The IPCC conclusions are subject to rigorous peer review. Indeed, he saiod, some IPCC researchers did catch the error that accelerated melting could lead to the disappearance of Himalayan glaciers by 2035. Still, the errors slipped through.
McCarthy, who formerly served as co-chair of an IPCC working group, predicted that the organization would certainly redouble its efforts to catch mistakes in the future. He also argued that the IPCC’s prestigious reputation was a factor in many news reports. "The greater the stature of the institution," he said, "the harder the fall."
Some scientists were also not prepared to discuss the data in ways that were useful to the press and public, said North. While the diversity of data–from pollen samples to satellite data to computer modeling–is a key strength of climate change conclusions, the "culture" of each discipline is equally varied, he suggested. "Some of these [groups] are not really well organized to handle relations with the press."
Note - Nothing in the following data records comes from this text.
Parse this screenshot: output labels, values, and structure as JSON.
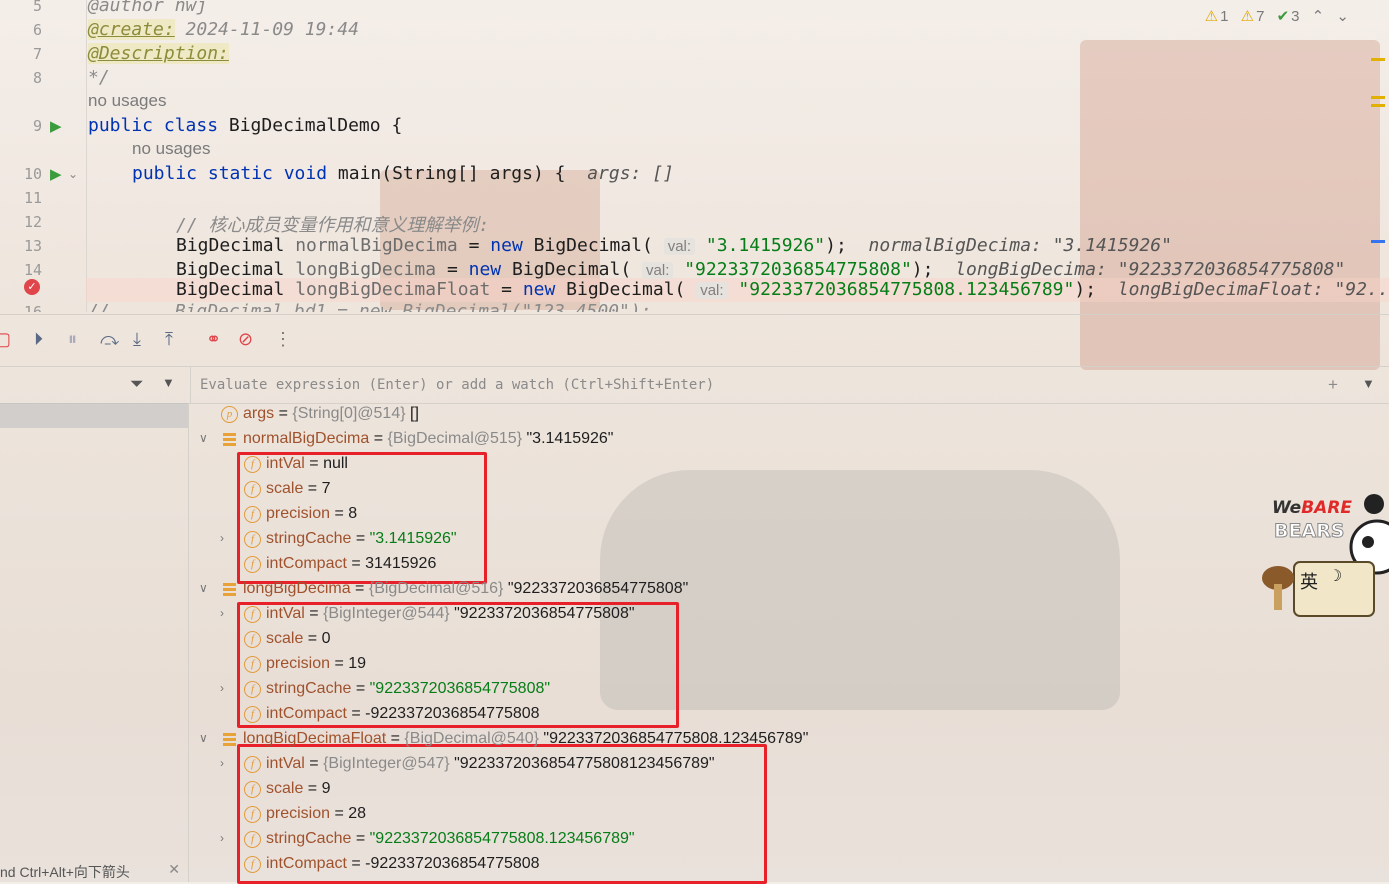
{
  "editor": {
    "lines": [
      {
        "num": "5",
        "text": "@author nwj"
      },
      {
        "num": "6",
        "tag": "@create:",
        "rest": " 2024-11-09 19:44"
      },
      {
        "num": "7",
        "tag": "@Description:"
      },
      {
        "num": "8",
        "text": "*/"
      },
      {
        "usages": "no usages"
      },
      {
        "num": "9",
        "kw1": "public class",
        "rest": " BigDecimalDemo {"
      },
      {
        "usages": "no usages"
      },
      {
        "num": "10",
        "kw1": "public static void",
        "rest": " main(String[] args) {",
        "inline": "args: []"
      },
      {
        "num": "11"
      },
      {
        "num": "12",
        "comment": "// 核心成员变量作用和意义理解举例:"
      },
      {
        "num": "13",
        "type": "BigDecimal",
        "var": "normalBigDecima",
        "eq": " = ",
        "kw": "new",
        "ctor": " BigDecimal(",
        "hint": "val:",
        "str": "\"3.1415926\"",
        "end": ");",
        "inline": "normalBigDecima: \"3.1415926\""
      },
      {
        "num": "14",
        "type": "BigDecimal",
        "var": "longBigDecima",
        "eq": " = ",
        "kw": "new",
        "ctor": " BigDecimal(",
        "hint": "val:",
        "str": "\"9223372036854775808\"",
        "end": ");",
        "inline": "longBigDecima: \"9223372036854775808\""
      },
      {
        "num": "",
        "type": "BigDecimal",
        "var": "longBigDecimaFloat",
        "eq": " = ",
        "kw": "new",
        "ctor": " BigDecimal(",
        "hint": "val:",
        "str": "\"9223372036854775808.123456789\"",
        "end": ");",
        "inline": "longBigDecimaFloat: \"92..."
      },
      {
        "num": "16",
        "text": "//      BigDecimal bd1 = new BigDecimal(\"123.4500\");"
      }
    ],
    "inspections": {
      "weak_warnings": "1",
      "warnings": "7",
      "ok": "3"
    }
  },
  "watch": {
    "placeholder": "Evaluate expression (Enter) or add a watch (Ctrl+Shift+Enter)"
  },
  "frames": {
    "status": "nd Ctrl+Alt+向下箭头"
  },
  "variables": [
    {
      "indent": 0,
      "icon": "p",
      "name": "args",
      "eq": " = ",
      "type": "{String[0]@514}",
      "value": " []"
    },
    {
      "indent": 0,
      "icon": "local",
      "expanded": true,
      "name": "normalBigDecima",
      "eq": " = ",
      "type": "{BigDecimal@515}",
      "value": " \"3.1415926\""
    },
    {
      "indent": 1,
      "icon": "f",
      "name": "intVal",
      "eq": " = ",
      "value": "null"
    },
    {
      "indent": 1,
      "icon": "f",
      "name": "scale",
      "eq": " = ",
      "value": "7"
    },
    {
      "indent": 1,
      "icon": "f",
      "name": "precision",
      "eq": " = ",
      "value": "8"
    },
    {
      "indent": 1,
      "icon": "f",
      "collapsed": true,
      "name": "stringCache",
      "eq": " = ",
      "str": "\"3.1415926\""
    },
    {
      "indent": 1,
      "icon": "f",
      "name": "intCompact",
      "eq": " = ",
      "value": "31415926"
    },
    {
      "indent": 0,
      "icon": "local",
      "expanded": true,
      "name": "longBigDecima",
      "eq": " = ",
      "type": "{BigDecimal@516}",
      "value": " \"9223372036854775808\""
    },
    {
      "indent": 1,
      "icon": "f",
      "collapsed": true,
      "name": "intVal",
      "eq": " = ",
      "type": "{BigInteger@544}",
      "value": " \"9223372036854775808\""
    },
    {
      "indent": 1,
      "icon": "f",
      "name": "scale",
      "eq": " = ",
      "value": "0"
    },
    {
      "indent": 1,
      "icon": "f",
      "name": "precision",
      "eq": " = ",
      "value": "19"
    },
    {
      "indent": 1,
      "icon": "f",
      "collapsed": true,
      "name": "stringCache",
      "eq": " = ",
      "str": "\"9223372036854775808\""
    },
    {
      "indent": 1,
      "icon": "f",
      "name": "intCompact",
      "eq": " = ",
      "value": "-9223372036854775808"
    },
    {
      "indent": 0,
      "icon": "local",
      "expanded": true,
      "name": "longBigDecimaFloat",
      "eq": " = ",
      "type": "{BigDecimal@540}",
      "value": " \"9223372036854775808.123456789\""
    },
    {
      "indent": 1,
      "icon": "f",
      "collapsed": true,
      "name": "intVal",
      "eq": " = ",
      "type": "{BigInteger@547}",
      "value": " \"9223372036854775808123456789\""
    },
    {
      "indent": 1,
      "icon": "f",
      "name": "scale",
      "eq": " = ",
      "value": "9"
    },
    {
      "indent": 1,
      "icon": "f",
      "name": "precision",
      "eq": " = ",
      "value": "28"
    },
    {
      "indent": 1,
      "icon": "f",
      "collapsed": true,
      "name": "stringCache",
      "eq": " = ",
      "str": "\"9223372036854775808.123456789\""
    },
    {
      "indent": 1,
      "icon": "f",
      "name": "intCompact",
      "eq": " = ",
      "value": "-9223372036854775808"
    }
  ],
  "sticker": {
    "brand_top": "We",
    "brand_main": "BARE",
    "brand_sub": "BEARS",
    "ime": "英"
  },
  "colors": {
    "keyword": "#0033b3",
    "string": "#067d17",
    "highlight_box": "#e8202a",
    "field_icon": "#e39b3c"
  }
}
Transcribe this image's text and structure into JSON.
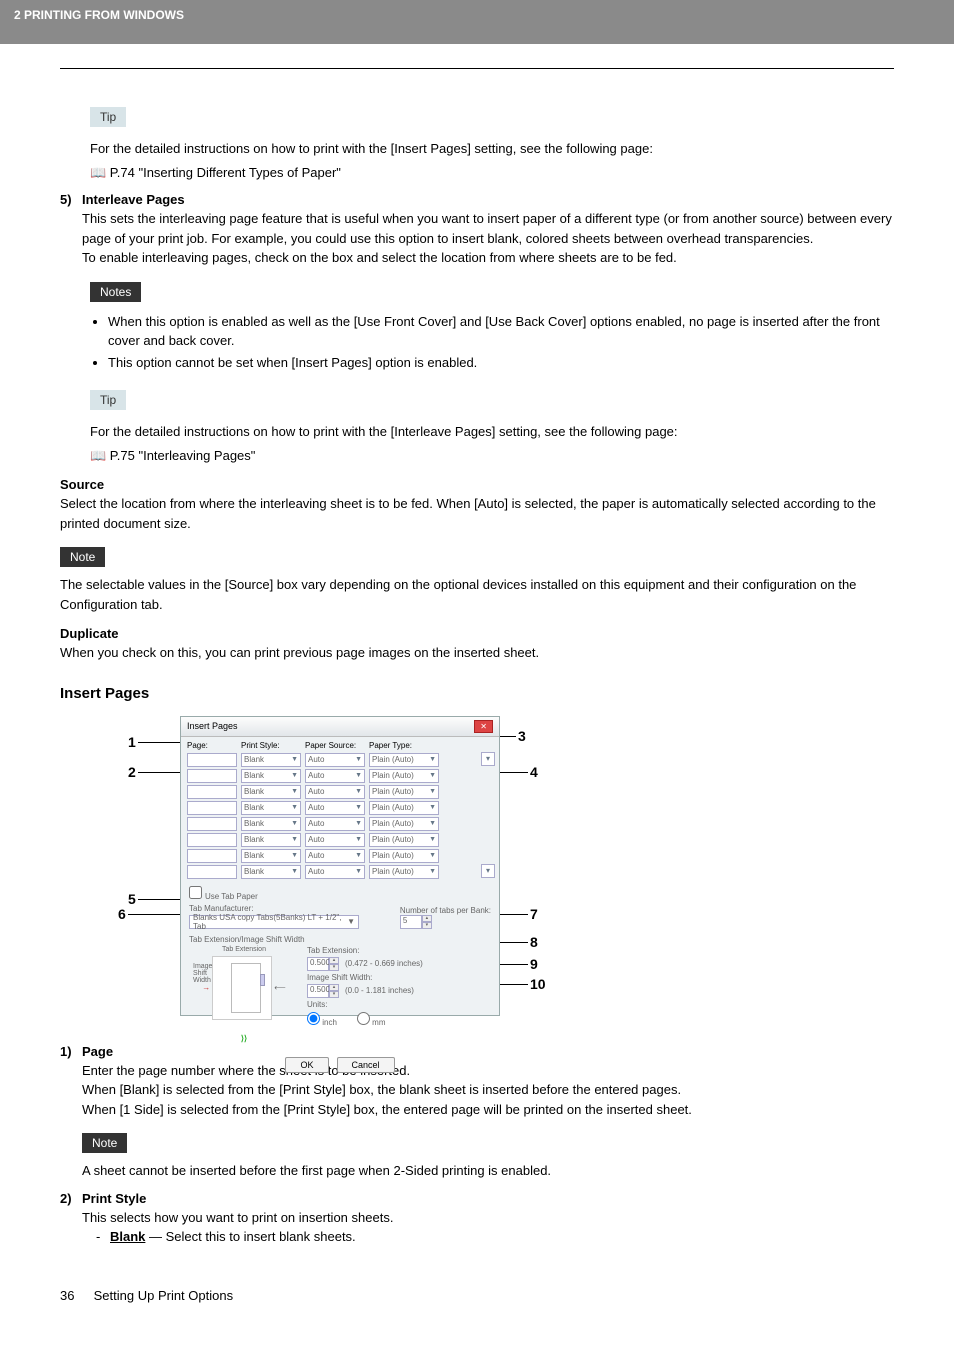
{
  "header": {
    "title": "2 PRINTING FROM WINDOWS"
  },
  "tip1": {
    "badge": "Tip",
    "line1": "For the detailed instructions on how to print with the [Insert Pages] setting, see the following page:",
    "line2": "📖 P.74 \"Inserting Different Types of Paper\""
  },
  "item5": {
    "num": "5)",
    "title": "Interleave Pages",
    "p1": "This sets the interleaving page feature that is useful when you want to insert paper of a different type (or from another source) between every page of your print job. For example, you could use this option to insert blank, colored sheets between overhead transparencies.",
    "p2": "To enable interleaving pages, check on the box and select the location from where sheets are to be fed."
  },
  "notes": {
    "badge": "Notes",
    "bullets": [
      "When this option is enabled as well as the [Use Front Cover] and [Use Back Cover] options enabled, no page is inserted after the front cover and back cover.",
      "This option cannot be set when [Insert Pages] option is enabled."
    ]
  },
  "tip2": {
    "badge": "Tip",
    "line1": "For the detailed instructions on how to print with the [Interleave Pages] setting, see the following page:",
    "line2": "📖 P.75 \"Interleaving Pages\""
  },
  "source": {
    "head": "Source",
    "p": "Select the location from where the interleaving sheet is to be fed.  When [Auto] is selected, the paper is automatically selected according to the printed document size."
  },
  "note1": {
    "badge": "Note",
    "p": "The selectable values in the [Source] box vary depending on the optional devices installed on this equipment and their configuration on the Configuration tab."
  },
  "duplicate": {
    "head": "Duplicate",
    "p": "When you check on this, you can print previous page images on the inserted sheet."
  },
  "insert": {
    "head": "Insert Pages"
  },
  "dialog": {
    "title": "Insert Pages",
    "cols": {
      "page": "Page:",
      "print_style": "Print Style:",
      "paper_source": "Paper Source:",
      "paper_type": "Paper Type:"
    },
    "row_values": {
      "blank": "Blank",
      "auto": "Auto",
      "plain_auto": "Plain (Auto)"
    },
    "use_tab": "Use Tab Paper",
    "tab_mfr": "Tab Manufacturer:",
    "tab_mfr_val": "Blanks USA copy Tabs(5Banks) LT + 1/2\", Tab",
    "num_tabs": "Number of tabs per Bank:",
    "num_tabs_val": "5",
    "tab_ext_head": "Tab Extension/Image Shift Width",
    "dia_tab_ext": "Tab Extension",
    "dia_img_shift": "Image Shift Width",
    "tab_ext": "Tab Extension:",
    "tab_ext_val": "0.500",
    "tab_ext_range": "(0.472 - 0.669 inches)",
    "img_shift": "Image Shift Width:",
    "img_shift_val": "0.500",
    "img_shift_range": "(0.0 - 1.181 inches)",
    "units": "Units:",
    "inch": "inch",
    "mm": "mm",
    "ok": "OK",
    "cancel": "Cancel"
  },
  "callouts": {
    "c1": "1",
    "c2": "2",
    "c3": "3",
    "c4": "4",
    "c5": "5",
    "c6": "6",
    "c7": "7",
    "c8": "8",
    "c9": "9",
    "c10": "10"
  },
  "item1": {
    "num": "1)",
    "title": "Page",
    "p1": "Enter the page number where the sheet is to be inserted.",
    "p2": "When [Blank] is selected from the [Print Style] box, the blank sheet is inserted before the entered pages.",
    "p3": "When [1 Side] is selected from the [Print Style] box, the entered page will be printed on the inserted sheet."
  },
  "note2": {
    "badge": "Note",
    "p": "A sheet cannot be inserted before the first page when 2-Sided printing is enabled."
  },
  "item2": {
    "num": "2)",
    "title": "Print Style",
    "p1": "This selects how you want to print on insertion sheets.",
    "dash_label": "Blank",
    "dash_rest": " — Select this to insert blank sheets."
  },
  "footer": {
    "page": "36",
    "section": "Setting Up Print Options"
  }
}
Climate change is "diffuse and international and remote in time"–two special hurdles that make it "very hard to get the public exercised on the matter," said Rees.
Wider access and transparency for research data is a step toward better communication, Cicerone said. The National Academies released a report last year on building specific standards for sharing research more broadly with scientific colleagues and the public.
The controversy will probably play only a small role whether the U.S. Congress will pass a climate change law this year, said McCarthy and Cicerone, who said Americans remain more concerned about a sluggish economy.
So far, McCarthy said, scientists haven’t done "a sufficiently good job" of persuading the American people and their congressional representatives of the potential economic and health benefits of a comprehensive climate change law.